I hope this Website has met with your expectations, though please allow for the fact that there is a lot more I wish to do. Hopefully the functionality of the Website is OK and I can now get down to improving the content.
having read your introduction to the web-site, i will take more time to explore the additional information, hopefully enhancing my understanding of the facts surrounding the war…
Keep up the good work…
Thanks for "popping in". Hope you enjoy more visits.
I just found your site and am very interested in your research and links. My father, now 80, was born in Silesia and lived through this madness as a child and young adult. My mother, now 76, was born in the Ruhr area. It makes me cry when I think of what both my parents endured during and after the war and how little most people really know of that time.
I will be back (I am bookmarking it now!) when I have more time to really look through your information. Thank you for being here.
Many thanks for posting your initial comments. I trust your return is worthwhile. It was only four years ago that I actually heard of Silesia for the first time. It is very sad that more people are not aware of what happened after the war was supposed to have ended. Comments such as yours make my small endevour to inform people as to where they can find out more seem worthwhile and are really appreciated.

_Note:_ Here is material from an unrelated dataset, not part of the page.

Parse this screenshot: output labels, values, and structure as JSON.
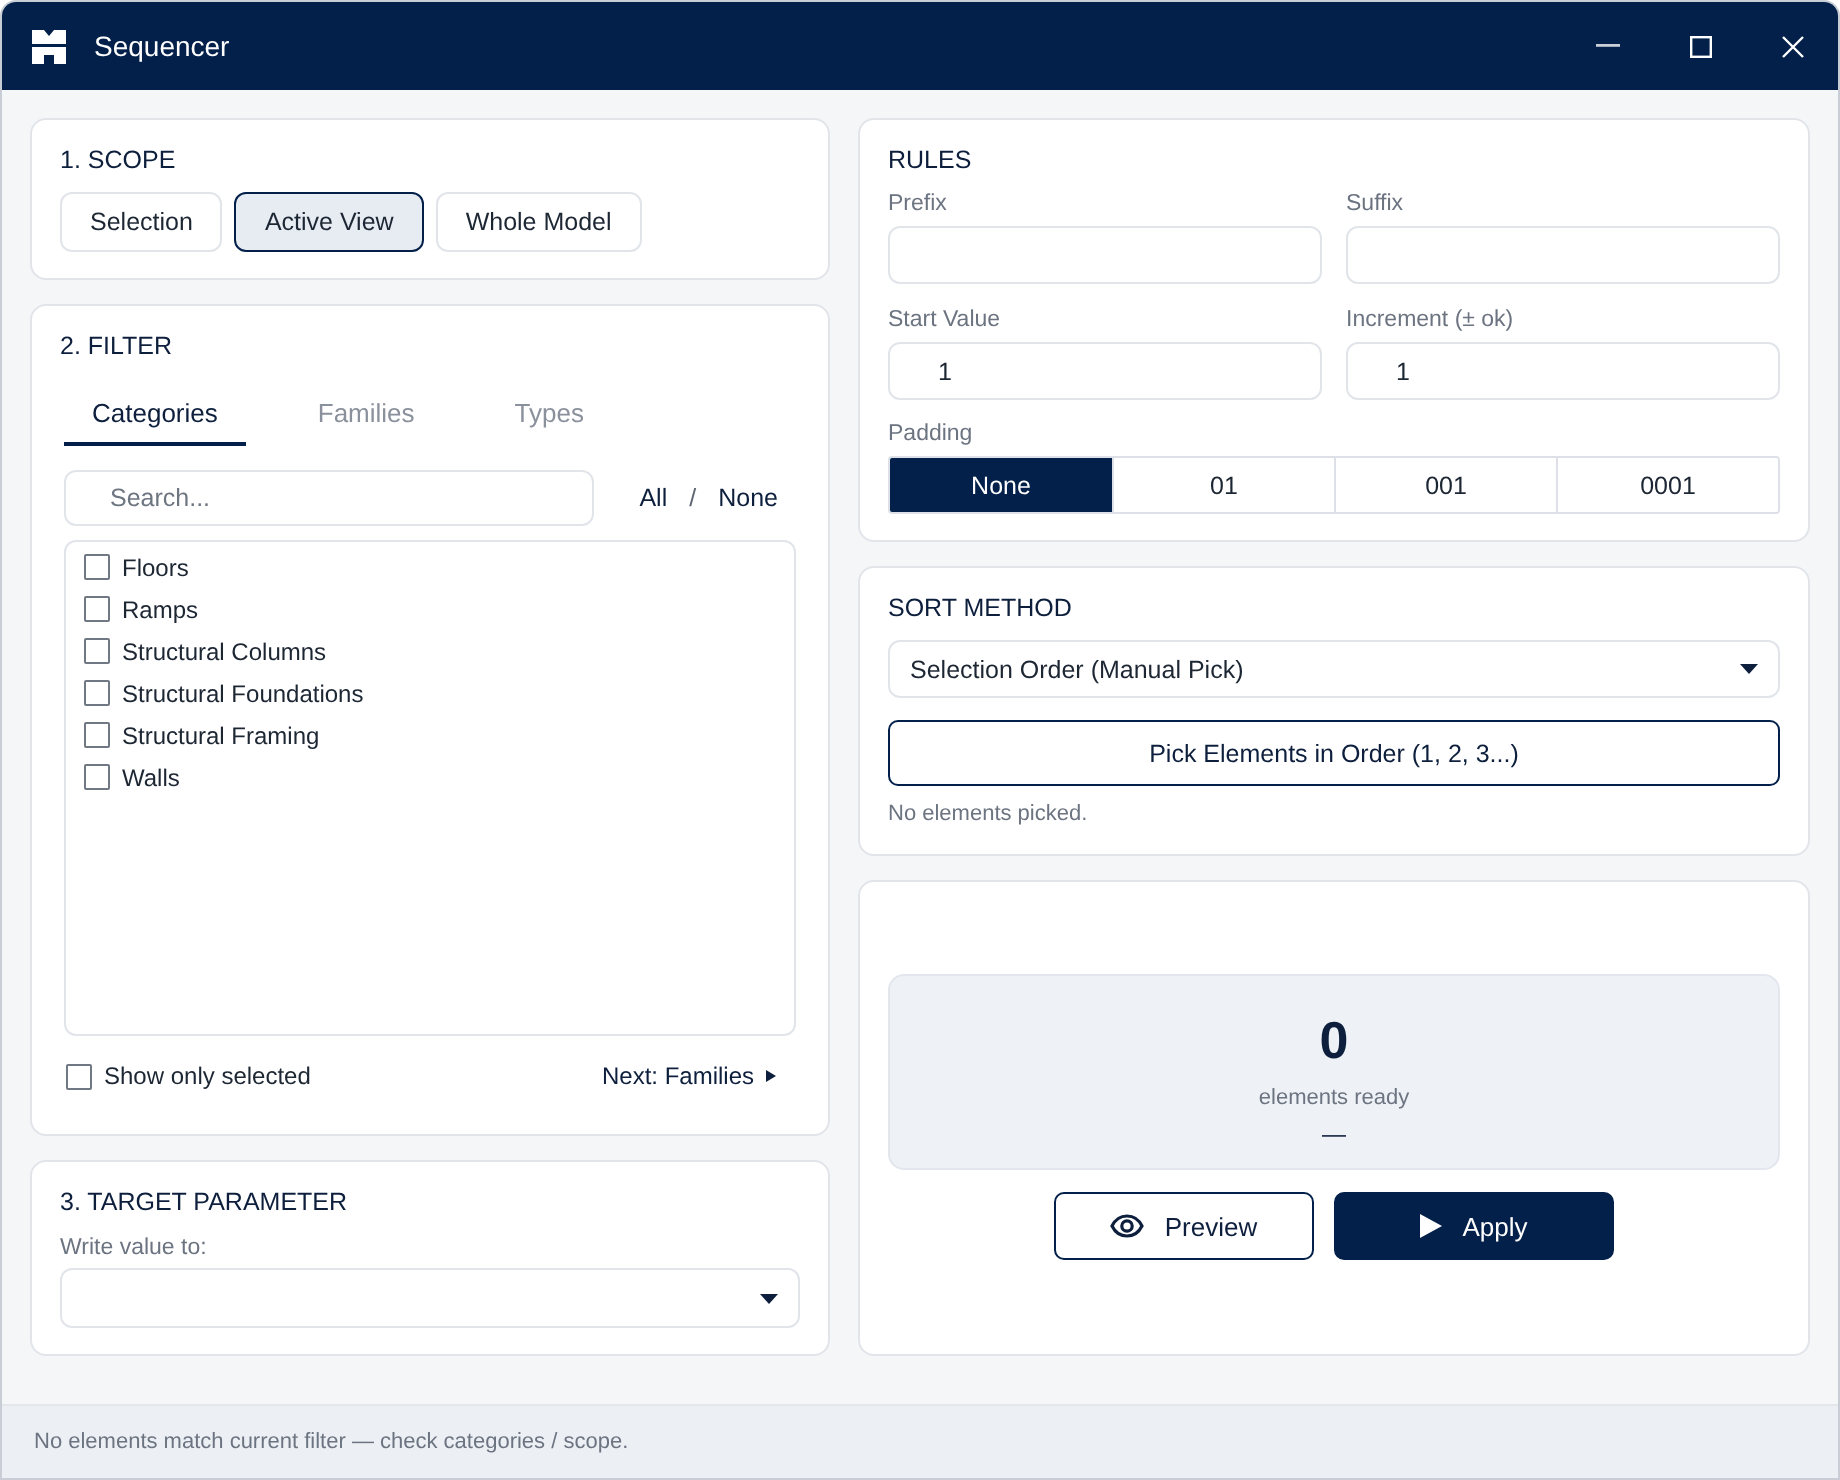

The expulsion of the Germans l945-l947 was a major crime. Some l5 million Germans, mainly old men, old women, mothers, girls and boys, were brutally driven from their ancient homes in Silesia, East Prussia, West Prussia, Eastern Brandenburg and East Pomerania. Of the 15 million, some two to three million were killed or died. There were numerous incidents of murder, mass rape of German women, old women and young girls ages 8 to 80, and the plundering of private property. These acts were committed by Poles, Czechs and Russians and they are a black page on the history of all these countries. Why do you Poles hate (fear?) Erika Steinbach so much. Don't the Germans who were mercilessly expelled from their Homeland have the right to remember what happened to them? It doesn't matter where Frau Steinbach came from. She has the authority and the support of the German expellees. As our famous president Abraham Lincoln said: 'Nothing is settled until it is settled fairly.' The Oder-Neisse Line is still not a fair solution and until a better solution is found, there will be no real peace. The crimes committed AGAINST the Germans in World War II by the Allies were as terrible as those committed BY the Germans. The Poles, Czechs and others need to admit the crimes they committed against the Germans during the Expulsion. Many of us here in the USA know the truth about the crimes committed against the Germans (the Expulsion, the murderous air war that cost 500,000 German lives and the treatment of German POWS by the Americans on the Rhine fields. We don't need the hateful propaganda and falsehoods coming from Eastern Europe. I certainly know what the Poles themselves suffered, but it does
not change the reality and horror of the Expulsion of the Germans.
Many thanks for your contribution. So glad to get other people to comment on such a sad time as this must have been.